Atravesar la ilusión – los engaños de «maya», la tiranía de «la carne» – supone un absoluto salto al abismo justo por eso, porque sólo maya y la carne son palpables, porque los pobres locos que no tienen nada que perder pueden, si se equivocan, perderlo todo, y como unos idiotas, además. Qué aterrador. Quién no conoce este miedo, este tira y afloja entre el hambre y la conservación que acaba comiendo cualquier cosa para entretenerse. La máquina soy yo, al fin y al cabo, y tal vez únicamente los delirios de un mono neurótico a través de milenios nos empujen a creer que podemos aspirar a algo más que a la máquina.
No puede ser una cuestión de fe. Al menos de fe entendida como aceptar una creencia luminosa y arrojarse a ella. Qué mayor infierno que esforzarse en encajar en esa desconexión elegida. Quizá sólo el de vivir en las fauces de una libertad inexistente.
El mundo nos mantiene ciegos, sometidos y cuerdos. Pero a veces, cuando salta en pedazos, se desencadena la batalla más fuerte, la lucha de titanes entre la sensatez y el disparate, la fantasía y la realidad, lo evidente y nuestros ensueños, el empeño en seguir controlando las cosas y la aceptación de que van más allá de lo que imaginamos, la necesidad de saber quiénes somos y el vértigo de descubrir que no tenemos ni idea de lo que llevamos dentro ni de lo que nos queda por desvelar… A veces, logramos reconstruir el escenario quebrado y todo vuelve a su exasperante cauce; otras, es imposible.
Cuál será el buen juicio indispensable para entregarse sin perderse, para rendirse sin enloquecer, para distinguir entre los espléndidos fantasmas que crea nuestra propia mente y la manifestación de lo que está más allá de la ilusión tangible, de la ensoñación palpable. O dicho muy sencillamente, cómo atreverse a seguir ese camino en el que todo nuestro ser está, al fin, encajado pero ya no encaja en el mundo que lo seduce y lo domina.

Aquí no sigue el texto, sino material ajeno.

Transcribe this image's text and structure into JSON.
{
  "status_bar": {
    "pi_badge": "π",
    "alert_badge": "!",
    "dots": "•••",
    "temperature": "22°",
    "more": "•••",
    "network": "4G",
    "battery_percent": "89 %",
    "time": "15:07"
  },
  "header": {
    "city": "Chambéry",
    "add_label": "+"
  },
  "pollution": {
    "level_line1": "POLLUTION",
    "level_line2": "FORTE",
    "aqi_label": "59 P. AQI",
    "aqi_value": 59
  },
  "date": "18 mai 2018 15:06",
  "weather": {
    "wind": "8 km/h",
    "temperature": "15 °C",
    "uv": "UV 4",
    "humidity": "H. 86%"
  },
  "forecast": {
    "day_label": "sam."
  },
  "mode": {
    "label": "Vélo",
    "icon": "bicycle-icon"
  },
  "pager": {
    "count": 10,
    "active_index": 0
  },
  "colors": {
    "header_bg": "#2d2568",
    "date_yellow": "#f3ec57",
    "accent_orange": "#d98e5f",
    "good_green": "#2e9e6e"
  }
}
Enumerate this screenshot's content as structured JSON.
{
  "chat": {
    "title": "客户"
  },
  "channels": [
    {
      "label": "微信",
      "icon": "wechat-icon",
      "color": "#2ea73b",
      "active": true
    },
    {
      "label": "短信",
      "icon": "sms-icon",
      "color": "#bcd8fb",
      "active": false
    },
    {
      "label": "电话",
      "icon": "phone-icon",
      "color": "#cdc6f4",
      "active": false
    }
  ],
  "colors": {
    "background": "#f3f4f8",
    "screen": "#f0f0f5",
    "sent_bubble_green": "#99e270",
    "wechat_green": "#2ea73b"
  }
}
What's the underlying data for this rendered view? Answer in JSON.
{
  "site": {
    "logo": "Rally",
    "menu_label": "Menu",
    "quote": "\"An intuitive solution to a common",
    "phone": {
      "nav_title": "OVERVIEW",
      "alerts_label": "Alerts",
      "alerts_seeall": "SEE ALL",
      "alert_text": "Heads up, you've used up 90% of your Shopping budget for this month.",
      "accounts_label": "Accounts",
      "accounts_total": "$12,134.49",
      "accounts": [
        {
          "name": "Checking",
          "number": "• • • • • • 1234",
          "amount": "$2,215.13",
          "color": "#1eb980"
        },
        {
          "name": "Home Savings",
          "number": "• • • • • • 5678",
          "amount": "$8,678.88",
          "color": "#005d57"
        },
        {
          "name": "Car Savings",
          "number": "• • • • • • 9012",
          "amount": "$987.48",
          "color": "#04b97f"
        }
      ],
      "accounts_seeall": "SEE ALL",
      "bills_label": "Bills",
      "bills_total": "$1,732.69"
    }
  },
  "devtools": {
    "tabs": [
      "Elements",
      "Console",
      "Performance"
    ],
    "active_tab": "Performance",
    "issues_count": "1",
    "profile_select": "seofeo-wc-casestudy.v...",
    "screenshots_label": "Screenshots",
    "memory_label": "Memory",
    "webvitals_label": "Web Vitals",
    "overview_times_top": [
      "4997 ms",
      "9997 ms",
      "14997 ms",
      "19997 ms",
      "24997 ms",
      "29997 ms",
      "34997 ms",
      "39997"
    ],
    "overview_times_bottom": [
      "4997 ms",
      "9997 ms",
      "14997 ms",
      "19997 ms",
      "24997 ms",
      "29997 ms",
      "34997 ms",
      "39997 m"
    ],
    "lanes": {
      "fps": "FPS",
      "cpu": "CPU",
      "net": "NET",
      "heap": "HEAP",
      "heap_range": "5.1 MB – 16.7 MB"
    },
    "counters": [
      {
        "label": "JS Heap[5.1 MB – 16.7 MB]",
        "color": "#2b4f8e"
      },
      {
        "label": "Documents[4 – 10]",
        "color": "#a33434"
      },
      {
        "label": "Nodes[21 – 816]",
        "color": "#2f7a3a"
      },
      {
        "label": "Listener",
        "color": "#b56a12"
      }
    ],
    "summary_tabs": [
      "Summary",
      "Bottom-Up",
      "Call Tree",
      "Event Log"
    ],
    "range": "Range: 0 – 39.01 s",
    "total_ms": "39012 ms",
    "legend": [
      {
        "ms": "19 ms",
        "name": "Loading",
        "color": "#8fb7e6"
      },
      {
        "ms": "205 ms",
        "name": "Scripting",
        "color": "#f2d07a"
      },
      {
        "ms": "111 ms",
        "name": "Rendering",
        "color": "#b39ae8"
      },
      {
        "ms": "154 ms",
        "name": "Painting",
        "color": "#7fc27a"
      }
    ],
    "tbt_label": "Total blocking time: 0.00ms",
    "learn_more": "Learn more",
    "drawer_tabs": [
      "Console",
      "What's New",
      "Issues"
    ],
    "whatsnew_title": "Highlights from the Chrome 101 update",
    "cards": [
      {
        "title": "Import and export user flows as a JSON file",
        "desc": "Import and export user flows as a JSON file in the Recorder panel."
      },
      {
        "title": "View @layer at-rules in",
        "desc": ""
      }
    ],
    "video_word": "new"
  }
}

Hacemos bien en creer en la libertad porque, hecho jirones el mundo, no hay otra cosa, y podemos hacer lo que no creíamos factible, y es lo único que tiene sentido, y además – por fin – no hay nada en nuestro interior, ningún miedo, ningún antojo, ninguna contradicción interna, que nos impida hacerlo tal y como ha de ser.
Y sucede, tanto como antes sucedía irremediablemente lo contrario.
Es de locos. A quién no le ha temblado – no le sigue temblando – el pulso.
Tanto tiempo creyendo que se trataba de dejarse suelto y ahora resulta que se trata de hacerse dueño.